Стэси с трудом верила своим глазам. Резко выпрямившись, она удивленно осмотрелась вокруг. Доктор Гуэлдер, спокойно куривший сигарету, поймал ее взгляд, и в его серых, обычно мрачноватых глазах мелькнул веселый огонек.
— Долго же мы спали. Как вы себя теперь чувствуете?
— Чудесно! — Ее фиалковые глаза светились восторгом и негой. — Просто чудесно! — Она обвела глазами реку, противоположный берег, синее небо над ними и длинные ветви плакучей ивы. — Но как мы здесь очутились? И почему? Вы же везли меня к себе… Почему вы передумали?
— Потому что вы заснули почти у меня на руках, — ответил он с такой напускной серьезностью, что она, заливаясь восхитительным румянцем, смешалась. — И чтобы не тащить вас на себе из машины по лестнице, мне пришлось отвезти вас куда-нибудь подальше от Лондона, пока вы выспитесь после плотного ленча. Здесь царит такой умиротворяющий покой, я просто наслаждался им, а вы нежились в объятиях Морфея.
— Долго ли я спала? А как же ваши пациенты? — ужаснулась она.
— Честно говоря, — признался он, — после полудня назначен только один пациент. Он придет не раньше пяти. Перед выездом из Лондона я позвонил своей секретарше, и она сообщила, что этот джентльмен просил перенести нашу встречу, и поэтому до конца дня я оказался совершенно свободен.
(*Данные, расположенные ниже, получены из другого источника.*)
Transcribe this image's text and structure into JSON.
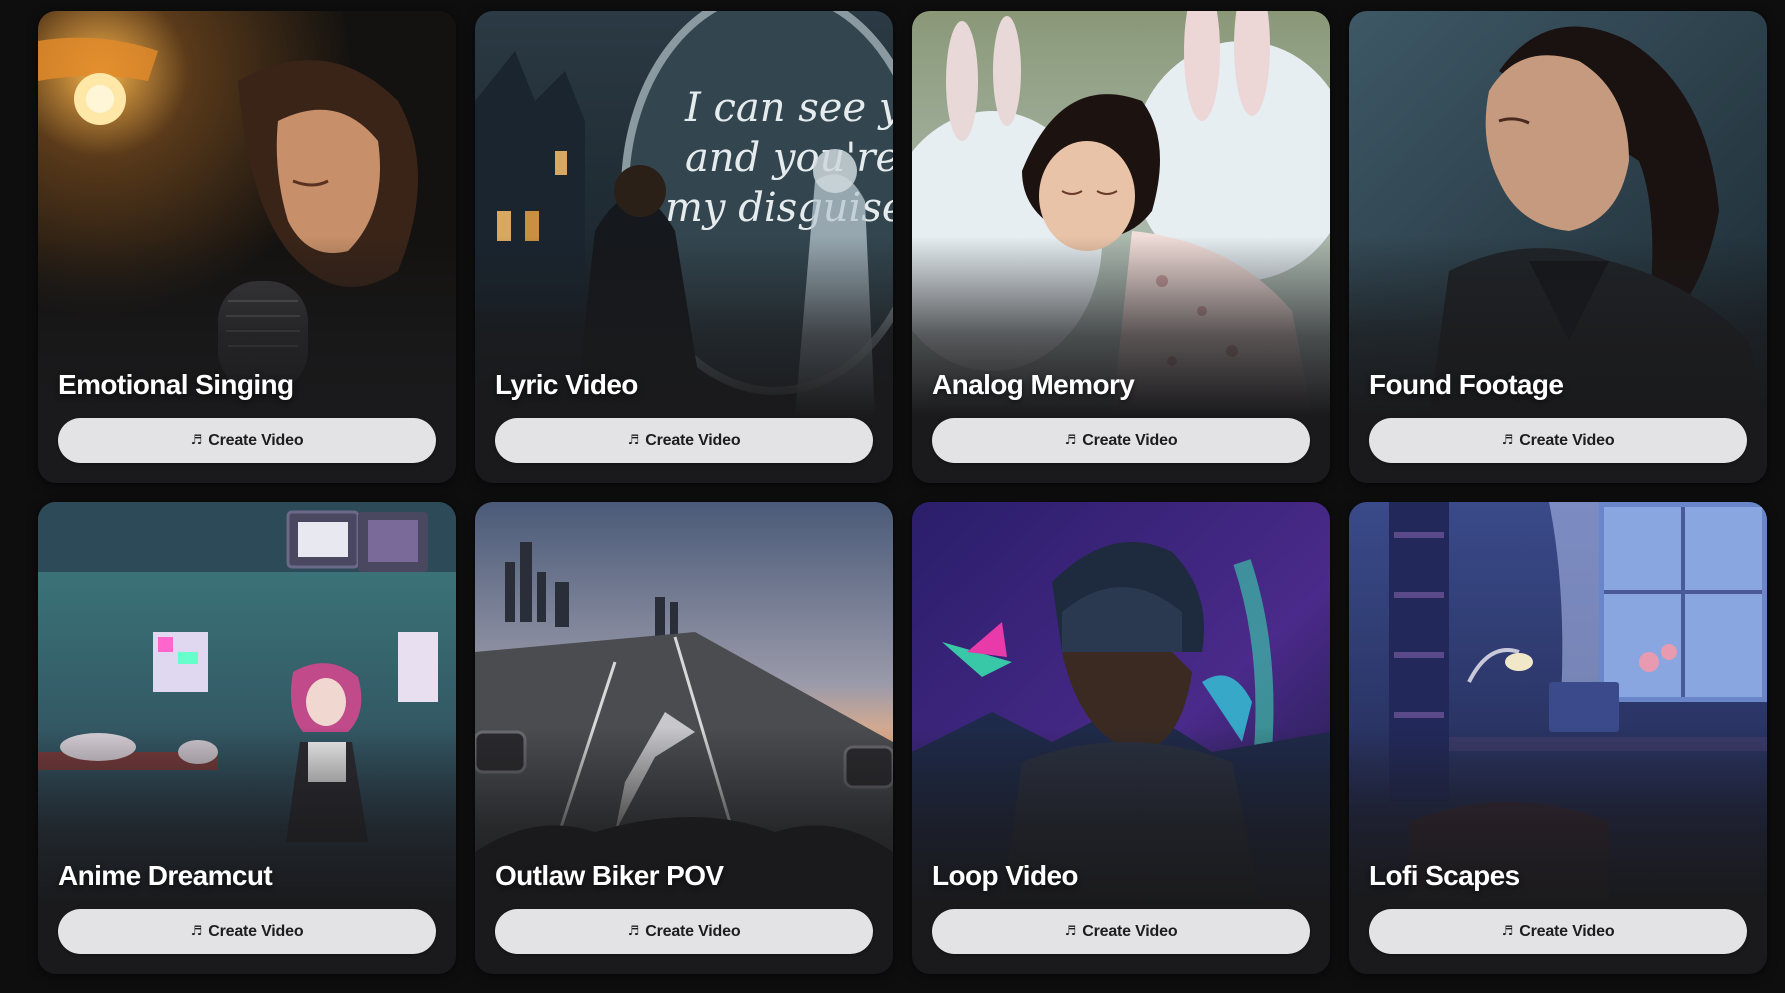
{
  "cards": [
    {
      "title": "Emotional Singing",
      "button_label": "Create Video",
      "button_icon": "music-note-icon"
    },
    {
      "title": "Lyric Video",
      "button_label": "Create Video",
      "button_icon": "music-note-icon",
      "art_text": "I can see you and you're my disguise"
    },
    {
      "title": "Analog Memory",
      "button_label": "Create Video",
      "button_icon": "music-note-icon"
    },
    {
      "title": "Found Footage",
      "button_label": "Create Video",
      "button_icon": "music-note-icon"
    },
    {
      "title": "Anime Dreamcut",
      "button_label": "Create Video",
      "button_icon": "music-note-icon"
    },
    {
      "title": "Outlaw Biker POV",
      "button_label": "Create Video",
      "button_icon": "music-note-icon"
    },
    {
      "title": "Loop Video",
      "button_label": "Create Video",
      "button_icon": "music-note-icon"
    },
    {
      "title": "Lofi Scapes",
      "button_label": "Create Video",
      "button_icon": "music-note-icon"
    }
  ],
  "colors": {
    "page_background": "#0e0e0f",
    "card_background": "#1a1a1c",
    "button_background": "#e3e3e5",
    "button_text": "#1d1d1f",
    "title_text": "#ffffff"
  }
}
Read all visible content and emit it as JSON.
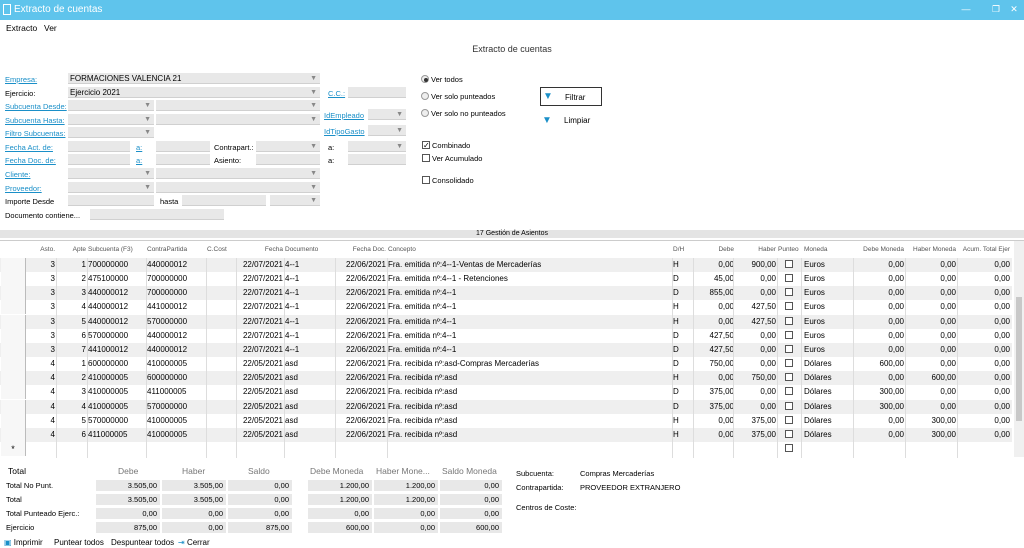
{
  "window": {
    "title": "Extracto de cuentas"
  },
  "menu": {
    "extracto": "Extracto",
    "ver": "Ver"
  },
  "form": {
    "title": "Extracto de cuentas",
    "empresa_label": "Empresa:",
    "empresa_value": "FORMACIONES VALENCIA 21",
    "ejercicio_label": "Ejercicio:",
    "ejercicio_value": "Ejercicio 2021",
    "subcuenta_desde_label": "Subcuenta Desde:",
    "subcuenta_hasta_label": "Subcuenta Hasta:",
    "filtro_subcuentas_label": "Filtro Subcuentas:",
    "fecha_act_label": "Fecha Act. de:",
    "fecha_act_a": "a:",
    "fecha_doc_label": "Fecha Doc. de:",
    "fecha_doc_a": "a:",
    "cliente_label": "Cliente:",
    "proveedor_label": "Proveedor:",
    "importe_label": "Importe Desde",
    "hasta_label": "hasta",
    "documento_label": "Documento contiene...",
    "contrapart_label": "Contrapart.:",
    "asiento_label": "Asiento:",
    "cc_label": "C.C.:",
    "idempleado_label": "IdEmpleado",
    "idtipogasto_label": "IdTipoGasto",
    "a_label": "a:",
    "a_label2": "a:",
    "radio_ver_todos": "Ver todos",
    "radio_punteados": "Ver solo punteados",
    "radio_no_punteados": "Ver solo no punteados",
    "chk_combinado": "Combinado",
    "chk_acumulado": "Ver Acumulado",
    "chk_consolidado": "Consolidado",
    "filtrar": "Filtrar",
    "limpiar": "Limpiar"
  },
  "grid": {
    "caption": "17 Gestión de Asientos",
    "headers": {
      "asto": "Asto.",
      "apte": "Apte",
      "subcuenta": "Subcuenta (F3)",
      "contrapartida": "ContraPartida",
      "ccost": "C.Cost",
      "fecha": "Fecha",
      "documento": "Documento",
      "fechadoc": "Fecha Doc.",
      "concepto": "Concepto",
      "dh": "D/H",
      "debe": "Debe",
      "haber": "Haber",
      "punteo": "Punteo",
      "moneda": "Moneda",
      "debemoneda": "Debe Moneda",
      "habermoneda": "Haber Moneda",
      "acum": "Acum. Total Ejer"
    },
    "rows": [
      {
        "asto": "3",
        "apte": "1",
        "sub": "700000000",
        "cp": "440000012",
        "fecha": "22/07/2021",
        "doc": "4--1",
        "fdoc": "22/06/2021",
        "concepto": "Fra. emitida nº:4--1-Ventas de Mercaderías",
        "dh": "H",
        "debe": "0,00",
        "haber": "900,00",
        "moneda": "Euros",
        "dm": "0,00",
        "hm": "0,00",
        "acum": "0,00"
      },
      {
        "asto": "3",
        "apte": "2",
        "sub": "475100000",
        "cp": "700000000",
        "fecha": "22/07/2021",
        "doc": "4--1",
        "fdoc": "22/06/2021",
        "concepto": "Fra. emitida nº:4--1 - Retenciones",
        "dh": "D",
        "debe": "45,00",
        "haber": "0,00",
        "moneda": "Euros",
        "dm": "0,00",
        "hm": "0,00",
        "acum": "0,00"
      },
      {
        "asto": "3",
        "apte": "3",
        "sub": "440000012",
        "cp": "700000000",
        "fecha": "22/07/2021",
        "doc": "4--1",
        "fdoc": "22/06/2021",
        "concepto": "Fra. emitida nº:4--1",
        "dh": "D",
        "debe": "855,00",
        "haber": "0,00",
        "moneda": "Euros",
        "dm": "0,00",
        "hm": "0,00",
        "acum": "0,00"
      },
      {
        "asto": "3",
        "apte": "4",
        "sub": "440000012",
        "cp": "441000012",
        "fecha": "22/07/2021",
        "doc": "4--1",
        "fdoc": "22/06/2021",
        "concepto": "Fra. emitida nº:4--1",
        "dh": "H",
        "debe": "0,00",
        "haber": "427,50",
        "moneda": "Euros",
        "dm": "0,00",
        "hm": "0,00",
        "acum": "0,00"
      },
      {
        "asto": "3",
        "apte": "5",
        "sub": "440000012",
        "cp": "570000000",
        "fecha": "22/07/2021",
        "doc": "4--1",
        "fdoc": "22/06/2021",
        "concepto": "Fra. emitida nº:4--1",
        "dh": "H",
        "debe": "0,00",
        "haber": "427,50",
        "moneda": "Euros",
        "dm": "0,00",
        "hm": "0,00",
        "acum": "0,00"
      },
      {
        "asto": "3",
        "apte": "6",
        "sub": "570000000",
        "cp": "440000012",
        "fecha": "22/07/2021",
        "doc": "4--1",
        "fdoc": "22/06/2021",
        "concepto": "Fra. emitida nº:4--1",
        "dh": "D",
        "debe": "427,50",
        "haber": "0,00",
        "moneda": "Euros",
        "dm": "0,00",
        "hm": "0,00",
        "acum": "0,00"
      },
      {
        "asto": "3",
        "apte": "7",
        "sub": "441000012",
        "cp": "440000012",
        "fecha": "22/07/2021",
        "doc": "4--1",
        "fdoc": "22/06/2021",
        "concepto": "Fra. emitida nº:4--1",
        "dh": "D",
        "debe": "427,50",
        "haber": "0,00",
        "moneda": "Euros",
        "dm": "0,00",
        "hm": "0,00",
        "acum": "0,00"
      },
      {
        "asto": "4",
        "apte": "1",
        "sub": "600000000",
        "cp": "410000005",
        "fecha": "22/05/2021",
        "doc": "asd",
        "fdoc": "22/06/2021",
        "concepto": "Fra. recibida nº:asd-Compras Mercaderías",
        "dh": "D",
        "debe": "750,00",
        "haber": "0,00",
        "moneda": "Dólares",
        "dm": "600,00",
        "hm": "0,00",
        "acum": "0,00"
      },
      {
        "asto": "4",
        "apte": "2",
        "sub": "410000005",
        "cp": "600000000",
        "fecha": "22/05/2021",
        "doc": "asd",
        "fdoc": "22/06/2021",
        "concepto": "Fra. recibida nº:asd",
        "dh": "H",
        "debe": "0,00",
        "haber": "750,00",
        "moneda": "Dólares",
        "dm": "0,00",
        "hm": "600,00",
        "acum": "0,00"
      },
      {
        "asto": "4",
        "apte": "3",
        "sub": "410000005",
        "cp": "411000005",
        "fecha": "22/05/2021",
        "doc": "asd",
        "fdoc": "22/06/2021",
        "concepto": "Fra. recibida nº:asd",
        "dh": "D",
        "debe": "375,00",
        "haber": "0,00",
        "moneda": "Dólares",
        "dm": "300,00",
        "hm": "0,00",
        "acum": "0,00"
      },
      {
        "asto": "4",
        "apte": "4",
        "sub": "410000005",
        "cp": "570000000",
        "fecha": "22/05/2021",
        "doc": "asd",
        "fdoc": "22/06/2021",
        "concepto": "Fra. recibida nº:asd",
        "dh": "D",
        "debe": "375,00",
        "haber": "0,00",
        "moneda": "Dólares",
        "dm": "300,00",
        "hm": "0,00",
        "acum": "0,00"
      },
      {
        "asto": "4",
        "apte": "5",
        "sub": "570000000",
        "cp": "410000005",
        "fecha": "22/05/2021",
        "doc": "asd",
        "fdoc": "22/06/2021",
        "concepto": "Fra. recibida nº:asd",
        "dh": "H",
        "debe": "0,00",
        "haber": "375,00",
        "moneda": "Dólares",
        "dm": "0,00",
        "hm": "300,00",
        "acum": "0,00"
      },
      {
        "asto": "4",
        "apte": "6",
        "sub": "411000005",
        "cp": "410000005",
        "fecha": "22/05/2021",
        "doc": "asd",
        "fdoc": "22/06/2021",
        "concepto": "Fra. recibida nº:asd",
        "dh": "H",
        "debe": "0,00",
        "haber": "375,00",
        "moneda": "Dólares",
        "dm": "0,00",
        "hm": "300,00",
        "acum": "0,00"
      }
    ],
    "new_row_marker": "*"
  },
  "totals": {
    "headers": {
      "total": "Total",
      "debe": "Debe",
      "haber": "Haber",
      "saldo": "Saldo",
      "debe_moneda": "Debe Moneda",
      "haber_moneda": "Haber Mone...",
      "saldo_moneda": "Saldo Moneda"
    },
    "rows": [
      {
        "label": "Total No Punt.",
        "debe": "3.505,00",
        "haber": "3.505,00",
        "saldo": "0,00",
        "dm": "1.200,00",
        "hm": "1.200,00",
        "sm": "0,00"
      },
      {
        "label": "Total",
        "debe": "3.505,00",
        "haber": "3.505,00",
        "saldo": "0,00",
        "dm": "1.200,00",
        "hm": "1.200,00",
        "sm": "0,00"
      },
      {
        "label": "Total Punteado Ejerc.:",
        "debe": "0,00",
        "haber": "0,00",
        "saldo": "0,00",
        "dm": "0,00",
        "hm": "0,00",
        "sm": "0,00"
      },
      {
        "label": "Ejercicio",
        "debe": "875,00",
        "haber": "0,00",
        "saldo": "875,00",
        "dm": "600,00",
        "hm": "0,00",
        "sm": "600,00"
      }
    ],
    "subcuenta_label": "Subcuenta:",
    "subcuenta_value": "Compras Mercaderías",
    "contrapartida_label": "Contrapartida:",
    "contrapartida_value": "PROVEEDOR EXTRANJERO",
    "centros_label": "Centros de Coste:"
  },
  "bottom": {
    "imprimir": "Imprimir",
    "puntear": "Puntear todos",
    "despuntear": "Despuntear todos",
    "cerrar": "Cerrar"
  }
}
А это для меня — редкий случай.
— О, я так рада, — с облегчением выдохнула она. — Я бы пришла в отчаяние, если бы из-за меня вы опоздали. А сейчас я могу любоваться рекой и благодарить вас за то, что вы привезли меня в это сказочное место. Но мне так стыдно, — добавила она виновато, — что я заснула. Это невежливо с моей стороны.
— Во всем виноват ленч, — заметил он, подмигнув ей.
— Вы так думаете? — Смущение снова вернулась к ней. — Я действительно страшно проголодалась.
— Бедное дитя! — вырвалось у него, и на этот раз он накрыл ладонью обе ее руки, лежавшие на коленях, и нежно сжал. Затем взял одну руку и принялся разглядывать длинные нежные пальцы, некогда загорелые, а теперь бледные, как лепестки лилии, с ярко накрашенными ногтями — на чем решительно настаивала мисс Хант, — с тонкими голубыми прожилками, особенно у запястья, где они переходили в хрупкую кисть. — Ради чего вы хотели уморить себя голодом? — словно очнувшись, спросил он и добавил: — Ведь вы не созданы для того, чтобы жить в Лондоне и заботиться о себе самой, верно?
— Нет, полагаю, что нет, — призналась она; доброта и участие, прозвучавшие в его голосе, заставили ее собственный голос слегка задрожать.
— Тогда что мне с вами делать? — спросил он.
— Не знаю, — ответила она, испытывая неподдельное отчаяние.
— Собрать ваши вещи и отправить вас обратно в деревню, по крайней мере на то время, пока вы снова не окрепнете?
— Мне больше негде жить в деревне, — печально сообщила она. — Мой дом продали, а я не могу причинять беспокойство друзьям и обременять их своим присутствием. Я даже не стану просить их об этом, — поспешно добавила она.
— Разумеется, не станете, — мягко сказал он. — И все же вы можете жить в деревне.
— Как это? — Она подняла на него широко раскрытые глаза.
— У меня в Херфордшире есть дом — в нескольких милях от вашего старого дома, где я впервые встретился с вашим отцом. Вы можете в нем жить. Как вам нравится такое предложение?
— Это невозможно… — грустно покачав головой, дрожащим голосом произнесла она. — Я не могу себе этого позволить, и вы знаете почему.
— Почему?
— Потому что…
— Потому что это будет неудобно, как говорят французы? И так бы сказала мисс Хант? Вполне возможно, если бы вы поселились там в качестве мисс Брент, но в роли миссис Мартин Гуэлдер это будет вполне естественно, не так ли? Вы сможете жить там сколько захотите.